How could kindness have an influence in the workplace? Well, I recently met a friend who works in Perth, Western Australia. His company offers its team a number of 'Well' days. It is reserved for those days when they wouldn't be able to perform their best perhaps because they need a rest from the daily commute (hangover) or need to be around for a delivery. So rather than take a 'Sick' day, they take a guilt-free 'Well' day without having to lie and make excuses. A 'Well' day can be taken at very short notice and counts as annual leave, which most companies require to be book in advance.
This works on two levels. It shows the company trusts, values and emphasises with their employees. And for the employee it engenders a degree of loyalty and sense of pride about the company they work for.
Well days may not work for everyone, but it does demonstrate how kindness can be an effective force.
Arts & Kindness
We hold kindness in high regard. It underpins the way we conduct business and effects how we develop websites. We see it as our job to constantly make small invisible differences that will change the experiences for other people.
We thought we stood alone with our views, but we were delighted to discover there are others that value kindness as much as we do. We recently stumbled upon People United who have published (in collaboration with the Centre for the Study of Group Processes at the University of Kent) a fascinating paper about the Arts and Kindness. It poses the question, “Could arts be a 'superconductor' for kindness?" and proposes a model for how the arts might create the conditions for kindness to grow. The model contains four mediators: Emotions, Connections, Learning and Values that individually or in combination influence an outcome of kinder attitudes and behaviours. As far as I can ascertain, this model is in an early phase of development, but it has potential to reach beyond the Arts to influence business, business practises, even the way we build websites.
Clearly, this takes the idea of Karma Point up a few notches, but it has the same underlying principles that I teach my children.

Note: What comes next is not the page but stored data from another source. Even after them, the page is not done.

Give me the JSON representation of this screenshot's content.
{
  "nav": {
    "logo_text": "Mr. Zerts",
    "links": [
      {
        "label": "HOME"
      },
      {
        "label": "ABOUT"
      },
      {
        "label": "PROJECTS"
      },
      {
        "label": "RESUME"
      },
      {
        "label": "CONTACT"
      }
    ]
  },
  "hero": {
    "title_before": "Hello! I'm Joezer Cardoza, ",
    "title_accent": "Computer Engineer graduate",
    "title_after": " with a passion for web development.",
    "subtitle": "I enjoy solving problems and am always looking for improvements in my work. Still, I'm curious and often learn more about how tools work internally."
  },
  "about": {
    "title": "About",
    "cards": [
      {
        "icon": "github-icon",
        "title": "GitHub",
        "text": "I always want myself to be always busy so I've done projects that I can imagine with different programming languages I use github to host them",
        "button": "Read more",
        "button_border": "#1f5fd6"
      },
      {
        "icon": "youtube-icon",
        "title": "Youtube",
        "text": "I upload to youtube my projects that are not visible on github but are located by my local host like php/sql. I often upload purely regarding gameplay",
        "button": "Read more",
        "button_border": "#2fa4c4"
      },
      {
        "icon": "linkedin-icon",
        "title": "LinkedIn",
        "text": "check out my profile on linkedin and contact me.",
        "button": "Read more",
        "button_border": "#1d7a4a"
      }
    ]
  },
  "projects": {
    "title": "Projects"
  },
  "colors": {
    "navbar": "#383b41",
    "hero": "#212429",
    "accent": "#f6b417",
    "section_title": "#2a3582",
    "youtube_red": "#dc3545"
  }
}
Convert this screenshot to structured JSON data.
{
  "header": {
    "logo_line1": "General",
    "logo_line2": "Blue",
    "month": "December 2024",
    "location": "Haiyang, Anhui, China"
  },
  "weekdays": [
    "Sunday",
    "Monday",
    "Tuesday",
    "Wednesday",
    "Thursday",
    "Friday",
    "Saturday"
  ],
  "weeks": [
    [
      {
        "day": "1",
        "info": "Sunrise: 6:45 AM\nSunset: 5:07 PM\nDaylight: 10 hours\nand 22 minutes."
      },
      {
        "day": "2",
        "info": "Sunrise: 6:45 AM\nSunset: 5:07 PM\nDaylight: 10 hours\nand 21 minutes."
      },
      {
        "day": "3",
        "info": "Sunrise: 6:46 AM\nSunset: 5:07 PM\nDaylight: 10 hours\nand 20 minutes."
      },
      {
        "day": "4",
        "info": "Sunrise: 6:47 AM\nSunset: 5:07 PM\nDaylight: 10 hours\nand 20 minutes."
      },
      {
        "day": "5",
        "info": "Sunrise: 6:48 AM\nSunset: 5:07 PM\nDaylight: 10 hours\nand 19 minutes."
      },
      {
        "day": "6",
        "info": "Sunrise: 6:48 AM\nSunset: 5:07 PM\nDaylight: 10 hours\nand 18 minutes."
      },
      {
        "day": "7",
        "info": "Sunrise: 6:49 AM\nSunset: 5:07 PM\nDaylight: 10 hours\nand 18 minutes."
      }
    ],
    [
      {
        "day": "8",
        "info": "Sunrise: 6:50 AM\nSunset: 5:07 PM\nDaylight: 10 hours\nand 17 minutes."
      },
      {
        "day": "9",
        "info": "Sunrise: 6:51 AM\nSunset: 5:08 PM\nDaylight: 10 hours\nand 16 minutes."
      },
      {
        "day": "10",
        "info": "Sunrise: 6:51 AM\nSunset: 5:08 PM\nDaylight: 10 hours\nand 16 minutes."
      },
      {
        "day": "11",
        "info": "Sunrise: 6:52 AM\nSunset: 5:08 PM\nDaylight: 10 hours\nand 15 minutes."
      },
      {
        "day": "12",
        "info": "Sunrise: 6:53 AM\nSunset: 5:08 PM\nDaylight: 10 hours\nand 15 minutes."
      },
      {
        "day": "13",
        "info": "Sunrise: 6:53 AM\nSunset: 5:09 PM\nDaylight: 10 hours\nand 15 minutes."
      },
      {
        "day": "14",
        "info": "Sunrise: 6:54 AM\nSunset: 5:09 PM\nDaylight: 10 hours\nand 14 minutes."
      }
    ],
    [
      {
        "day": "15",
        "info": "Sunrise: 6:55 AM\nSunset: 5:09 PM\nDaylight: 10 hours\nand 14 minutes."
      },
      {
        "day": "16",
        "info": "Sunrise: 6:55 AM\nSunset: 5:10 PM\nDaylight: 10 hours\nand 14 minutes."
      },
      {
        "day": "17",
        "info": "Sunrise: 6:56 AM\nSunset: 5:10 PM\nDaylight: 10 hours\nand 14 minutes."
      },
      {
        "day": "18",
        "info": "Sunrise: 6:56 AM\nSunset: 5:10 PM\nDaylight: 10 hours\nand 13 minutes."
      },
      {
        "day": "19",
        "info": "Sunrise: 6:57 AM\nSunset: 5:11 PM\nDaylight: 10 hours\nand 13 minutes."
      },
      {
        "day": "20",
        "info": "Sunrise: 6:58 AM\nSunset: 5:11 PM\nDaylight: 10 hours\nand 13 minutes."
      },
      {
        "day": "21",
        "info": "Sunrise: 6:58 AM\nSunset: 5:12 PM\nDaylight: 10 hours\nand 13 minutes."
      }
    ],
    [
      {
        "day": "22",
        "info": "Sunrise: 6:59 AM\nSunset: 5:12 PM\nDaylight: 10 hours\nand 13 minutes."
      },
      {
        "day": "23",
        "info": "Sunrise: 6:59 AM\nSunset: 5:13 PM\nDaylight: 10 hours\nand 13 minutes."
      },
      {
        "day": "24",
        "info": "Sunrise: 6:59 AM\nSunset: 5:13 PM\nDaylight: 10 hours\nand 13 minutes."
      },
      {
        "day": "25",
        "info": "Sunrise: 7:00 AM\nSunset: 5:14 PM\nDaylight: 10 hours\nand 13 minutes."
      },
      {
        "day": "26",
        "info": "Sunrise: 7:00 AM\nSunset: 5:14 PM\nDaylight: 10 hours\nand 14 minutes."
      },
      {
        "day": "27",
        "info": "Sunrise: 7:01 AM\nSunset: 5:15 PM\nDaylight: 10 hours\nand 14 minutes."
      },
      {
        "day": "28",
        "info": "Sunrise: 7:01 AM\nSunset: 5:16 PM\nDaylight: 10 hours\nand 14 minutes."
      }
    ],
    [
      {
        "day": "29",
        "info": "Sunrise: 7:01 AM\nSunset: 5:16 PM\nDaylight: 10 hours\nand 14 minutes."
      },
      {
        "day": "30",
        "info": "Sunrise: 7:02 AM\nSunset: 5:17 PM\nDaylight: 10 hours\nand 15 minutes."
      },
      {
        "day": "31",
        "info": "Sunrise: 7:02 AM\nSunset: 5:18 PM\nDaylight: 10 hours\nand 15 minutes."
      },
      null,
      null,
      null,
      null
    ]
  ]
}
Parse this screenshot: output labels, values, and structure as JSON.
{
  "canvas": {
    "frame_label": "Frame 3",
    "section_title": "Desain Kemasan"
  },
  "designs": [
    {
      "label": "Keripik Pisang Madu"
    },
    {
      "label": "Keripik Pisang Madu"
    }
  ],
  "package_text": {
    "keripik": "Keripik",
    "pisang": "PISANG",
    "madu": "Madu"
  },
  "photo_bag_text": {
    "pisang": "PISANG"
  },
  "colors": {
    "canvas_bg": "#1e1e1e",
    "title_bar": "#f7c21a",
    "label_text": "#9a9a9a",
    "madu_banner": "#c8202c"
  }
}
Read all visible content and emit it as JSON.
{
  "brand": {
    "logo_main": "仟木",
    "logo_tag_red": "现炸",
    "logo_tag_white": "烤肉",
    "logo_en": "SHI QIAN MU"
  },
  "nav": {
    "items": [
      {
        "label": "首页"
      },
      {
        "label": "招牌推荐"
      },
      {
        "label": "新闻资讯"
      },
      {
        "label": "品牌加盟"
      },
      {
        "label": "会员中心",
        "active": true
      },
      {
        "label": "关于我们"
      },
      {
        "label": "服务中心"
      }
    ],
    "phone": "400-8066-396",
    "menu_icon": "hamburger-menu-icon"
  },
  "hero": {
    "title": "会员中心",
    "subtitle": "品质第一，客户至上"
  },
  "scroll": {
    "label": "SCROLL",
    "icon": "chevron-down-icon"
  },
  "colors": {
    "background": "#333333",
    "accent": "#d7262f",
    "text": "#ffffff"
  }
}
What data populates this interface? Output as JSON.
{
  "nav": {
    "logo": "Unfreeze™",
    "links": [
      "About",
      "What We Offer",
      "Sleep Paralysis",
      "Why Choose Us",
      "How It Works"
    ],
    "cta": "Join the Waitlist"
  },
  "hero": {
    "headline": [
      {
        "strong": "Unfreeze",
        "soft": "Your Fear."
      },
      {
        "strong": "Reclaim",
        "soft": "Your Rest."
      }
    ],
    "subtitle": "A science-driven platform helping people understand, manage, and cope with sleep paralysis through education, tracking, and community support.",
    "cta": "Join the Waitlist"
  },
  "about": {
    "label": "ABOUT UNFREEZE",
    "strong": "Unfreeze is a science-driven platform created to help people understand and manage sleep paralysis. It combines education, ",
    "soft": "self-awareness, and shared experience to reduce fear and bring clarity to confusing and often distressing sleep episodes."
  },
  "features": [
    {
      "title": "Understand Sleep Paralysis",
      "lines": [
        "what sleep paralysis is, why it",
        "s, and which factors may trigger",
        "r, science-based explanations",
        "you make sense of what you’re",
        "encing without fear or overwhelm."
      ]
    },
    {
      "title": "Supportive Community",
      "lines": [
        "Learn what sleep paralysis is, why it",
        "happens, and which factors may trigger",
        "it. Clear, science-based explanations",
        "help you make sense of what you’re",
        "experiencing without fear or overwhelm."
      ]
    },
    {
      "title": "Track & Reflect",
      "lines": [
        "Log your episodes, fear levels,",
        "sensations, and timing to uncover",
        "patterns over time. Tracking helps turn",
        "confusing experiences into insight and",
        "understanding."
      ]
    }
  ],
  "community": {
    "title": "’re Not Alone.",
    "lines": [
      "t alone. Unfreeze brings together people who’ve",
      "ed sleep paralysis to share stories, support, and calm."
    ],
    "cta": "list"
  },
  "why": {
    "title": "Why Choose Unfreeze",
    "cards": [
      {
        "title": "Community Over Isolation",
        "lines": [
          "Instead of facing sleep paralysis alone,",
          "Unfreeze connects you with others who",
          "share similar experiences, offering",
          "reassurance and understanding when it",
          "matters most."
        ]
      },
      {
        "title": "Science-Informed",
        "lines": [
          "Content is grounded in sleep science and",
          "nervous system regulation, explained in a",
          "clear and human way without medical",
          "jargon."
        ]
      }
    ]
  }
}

I know the idea of Karma Points is not new radical thinking, but try it yourself. Hold the door open for someone. Help someone struggling with a pushchair. Pull in your neighbours garbage bin. Make a better web form. Improve the readability of your text on screen. Do a small favour for a client without charging them. The bigger the act, the more points you can award yourself. Then when you discover you've inadvertently slipped up, deduct points and find ways to replenish them.
It really doesn't take much effort to make a difference. So change your currency and measure your wealth in Karma Points.